Of course with a new package I will need a new name, the best I came with is pinefarmer. Alternatives are welcome.

So, pinefarm will do everything it is doing, plus managing the container as well. pinefarmer instead will be installed inside the container, and it will accept a minimal input from the outside, and perform the actual grid computation.

Then, there is the problem of tooling for containers.

Managing containers

There are two main container engines for our purposes: Docker (by Docker) and Podman (by RedHat). Docker is more or less the first and most popular one, while Podman arrived later on. There are a few more engines, and in general more complications of many kinds (orchestration, runtimes, ...), mainly because cloud computing is a big market. We are not really interested in cloud computing at the moment, we just want to take a tool from there, but in case you struggle with the vocabulary, RedHat provides a good summary.

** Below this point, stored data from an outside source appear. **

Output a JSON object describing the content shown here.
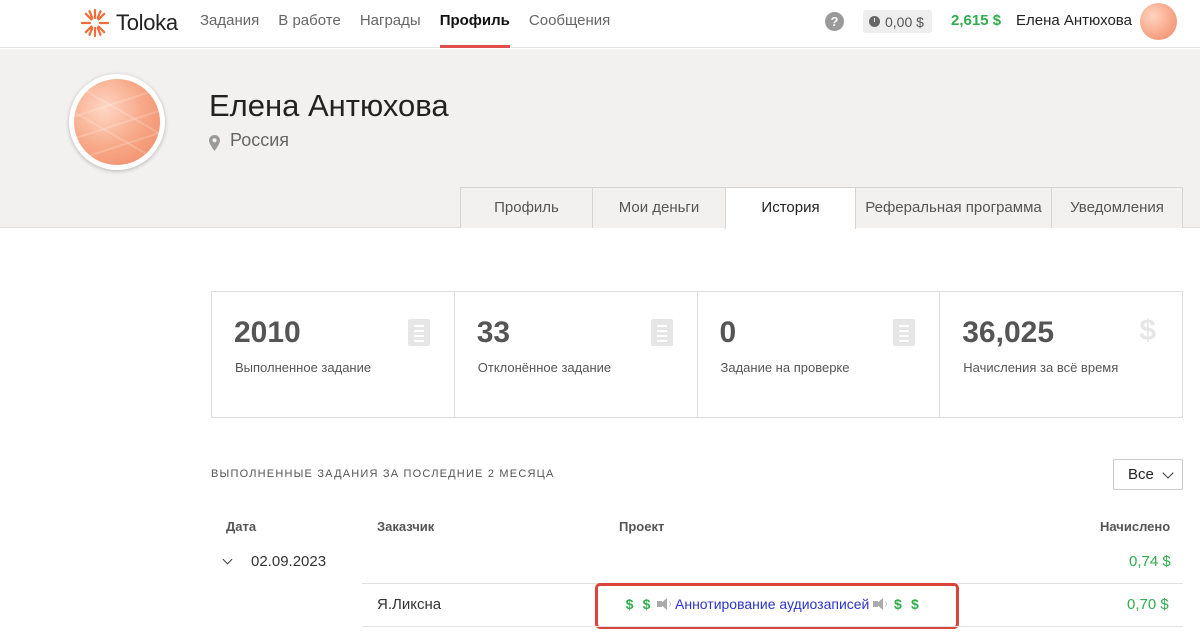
{
  "brand": {
    "name": "Toloka",
    "accent": "#e14c4c"
  },
  "nav": {
    "items": [
      {
        "label": "Задания",
        "active": false
      },
      {
        "label": "В работе",
        "active": false
      },
      {
        "label": "Награды",
        "active": false
      },
      {
        "label": "Профиль",
        "active": true
      },
      {
        "label": "Сообщения",
        "active": false
      }
    ]
  },
  "header": {
    "help_icon": "?",
    "pending_balance": "0,00 $",
    "balance": "2,615 $",
    "user_name": "Елена Антюхова",
    "balance_color": "#2fae4c"
  },
  "profile": {
    "name": "Елена Антюхова",
    "country": "Россия",
    "tabs": [
      {
        "label": "Профиль",
        "active": false
      },
      {
        "label": "Мои деньги",
        "active": false
      },
      {
        "label": "История",
        "active": true
      },
      {
        "label": "Реферальная программа",
        "active": false
      },
      {
        "label": "Уведомления",
        "active": false
      }
    ]
  },
  "stats": [
    {
      "value": "2010",
      "label": "Выполненное задание",
      "icon": "document-icon"
    },
    {
      "value": "33",
      "label": "Отклонённое задание",
      "icon": "document-icon"
    },
    {
      "value": "0",
      "label": "Задание на проверке",
      "icon": "document-icon"
    },
    {
      "value": "36,025",
      "label": "Начисления за всё время",
      "icon": "dollar-icon"
    }
  ],
  "history": {
    "title": "ВЫПОЛНЕННЫЕ ЗАДАНИЯ ЗА ПОСЛЕДНИЕ 2 МЕСЯЦА",
    "filter": "Все",
    "columns": {
      "date": "Дата",
      "customer": "Заказчик",
      "project": "Проект",
      "earned": "Начислено"
    },
    "groups": [
      {
        "date": "02.09.2023",
        "total": "0,74 $",
        "rows": [
          {
            "customer": "Я.Ликсна",
            "project_prefix": [
              "$",
              "$"
            ],
            "project": "Аннотирование аудиозаписей",
            "project_suffix": [
              "$",
              "$"
            ],
            "earned": "0,70 $"
          }
        ]
      }
    ]
  }
}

Initialize disclaimer: I dislike Docker, at this point also for historical reasons, a few of which still applies, but not all of them. I might be biased.

The main difference between Docker and Podman (besides the companies behind them) is that the first requires a daemon to run (dockerd), and the second one is daemon-less. In the old times (i.e. a couple years ago, at most) dockerd required to run under root user, now they also provide a root-less option (but, if I understood correctly, it is not the default one). More details on this RedHat page.

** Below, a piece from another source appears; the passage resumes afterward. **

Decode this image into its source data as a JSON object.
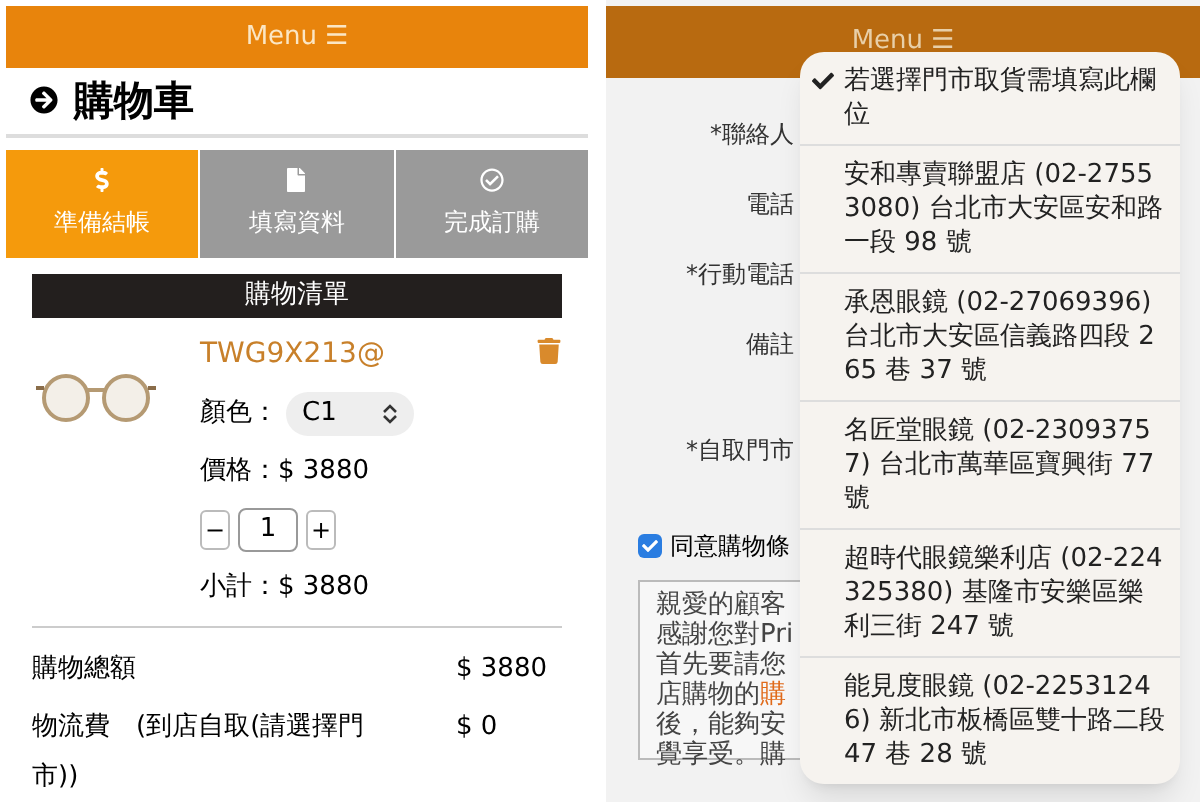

This reason for me was sufficient to choose Podman: I could simply do apt install podman, and then use the CLI:

podman pull <container-image>
podman run <contianer-image>
podman ps  # show active containers
...

nothing more.

Now, I'd like not to rely on the CLI availability, and if possible also not relying on anything else to be installed. I would prefer that everything is installed by the pinefarm package installation, as a Python dependency, but I'm not sure I can do.

Docker would require at least the daemon installation, Podman maybe would require nothing.

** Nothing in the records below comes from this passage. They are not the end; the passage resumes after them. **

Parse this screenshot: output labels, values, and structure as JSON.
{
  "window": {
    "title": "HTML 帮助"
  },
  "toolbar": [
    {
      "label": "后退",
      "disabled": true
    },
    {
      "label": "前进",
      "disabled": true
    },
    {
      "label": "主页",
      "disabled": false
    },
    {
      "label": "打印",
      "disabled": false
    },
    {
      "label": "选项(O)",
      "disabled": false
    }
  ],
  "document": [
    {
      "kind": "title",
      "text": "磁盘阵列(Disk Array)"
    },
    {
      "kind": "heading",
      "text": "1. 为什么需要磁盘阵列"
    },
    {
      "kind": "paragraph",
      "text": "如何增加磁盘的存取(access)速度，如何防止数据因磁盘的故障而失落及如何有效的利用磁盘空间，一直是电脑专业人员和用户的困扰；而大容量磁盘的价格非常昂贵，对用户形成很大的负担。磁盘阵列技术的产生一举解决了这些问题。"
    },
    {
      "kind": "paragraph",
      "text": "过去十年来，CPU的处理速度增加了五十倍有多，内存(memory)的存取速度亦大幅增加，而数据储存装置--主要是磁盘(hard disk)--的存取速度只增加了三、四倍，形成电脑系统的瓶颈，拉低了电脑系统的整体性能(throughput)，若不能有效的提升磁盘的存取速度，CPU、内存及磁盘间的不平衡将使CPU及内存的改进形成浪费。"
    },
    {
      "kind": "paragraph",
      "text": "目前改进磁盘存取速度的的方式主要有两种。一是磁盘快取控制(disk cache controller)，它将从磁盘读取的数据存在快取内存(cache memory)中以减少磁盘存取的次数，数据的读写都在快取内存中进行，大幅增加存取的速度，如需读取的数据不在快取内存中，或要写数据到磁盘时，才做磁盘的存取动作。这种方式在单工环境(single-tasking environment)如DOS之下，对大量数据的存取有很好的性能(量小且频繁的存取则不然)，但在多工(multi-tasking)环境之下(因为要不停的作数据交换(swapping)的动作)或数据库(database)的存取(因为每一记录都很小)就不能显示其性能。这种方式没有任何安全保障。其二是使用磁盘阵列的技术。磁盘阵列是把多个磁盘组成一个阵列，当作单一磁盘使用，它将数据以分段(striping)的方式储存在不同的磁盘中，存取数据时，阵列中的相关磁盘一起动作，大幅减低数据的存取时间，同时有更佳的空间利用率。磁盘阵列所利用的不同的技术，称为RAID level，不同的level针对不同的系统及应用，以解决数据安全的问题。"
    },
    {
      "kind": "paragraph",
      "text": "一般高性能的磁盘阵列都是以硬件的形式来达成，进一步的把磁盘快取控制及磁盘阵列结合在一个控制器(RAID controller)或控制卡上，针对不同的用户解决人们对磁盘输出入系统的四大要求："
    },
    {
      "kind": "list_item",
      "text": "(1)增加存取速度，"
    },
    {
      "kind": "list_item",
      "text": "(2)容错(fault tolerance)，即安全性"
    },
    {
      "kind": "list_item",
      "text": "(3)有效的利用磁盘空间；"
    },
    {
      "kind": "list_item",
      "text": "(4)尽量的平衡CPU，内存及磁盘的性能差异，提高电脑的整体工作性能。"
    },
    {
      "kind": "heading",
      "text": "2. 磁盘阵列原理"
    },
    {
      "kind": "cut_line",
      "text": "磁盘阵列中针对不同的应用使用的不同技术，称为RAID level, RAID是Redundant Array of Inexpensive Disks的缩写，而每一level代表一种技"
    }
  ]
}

On the other hand, I'd like to have a ready-to-use Python package, and Docker has it -> docker-py. While Docker is not traditionally open source (even if it released and even "donated" some codes after some time), this is. Podman also has a python package -> podman-py, but it is much less popular and maintained. However, it mostly contains bindings for Podman REST API, so we could skip the package and directly go for requests to the API. But this would require a service to run (and so also the Python package requires it), so not much different from root-less Docker in the end...

They both have a library that is directly accessible, to make use of the same functions of the CLI, so (at least for Podman) it wouldn't require a service to run. But, of course, they are Go libraries:

The Docker one is most likely the corresponding of the Python package (that I expect to be bindings to it), but it might require the daemon anyhow. I also expect you do not want to move pinefarm to Go...

scarlehoff commented 1 year ago

I would avoid doing the managing ourselves. We should provide the container image and then every person can use whatever they want (or, more often than not, whatever their IT admin allows them to use).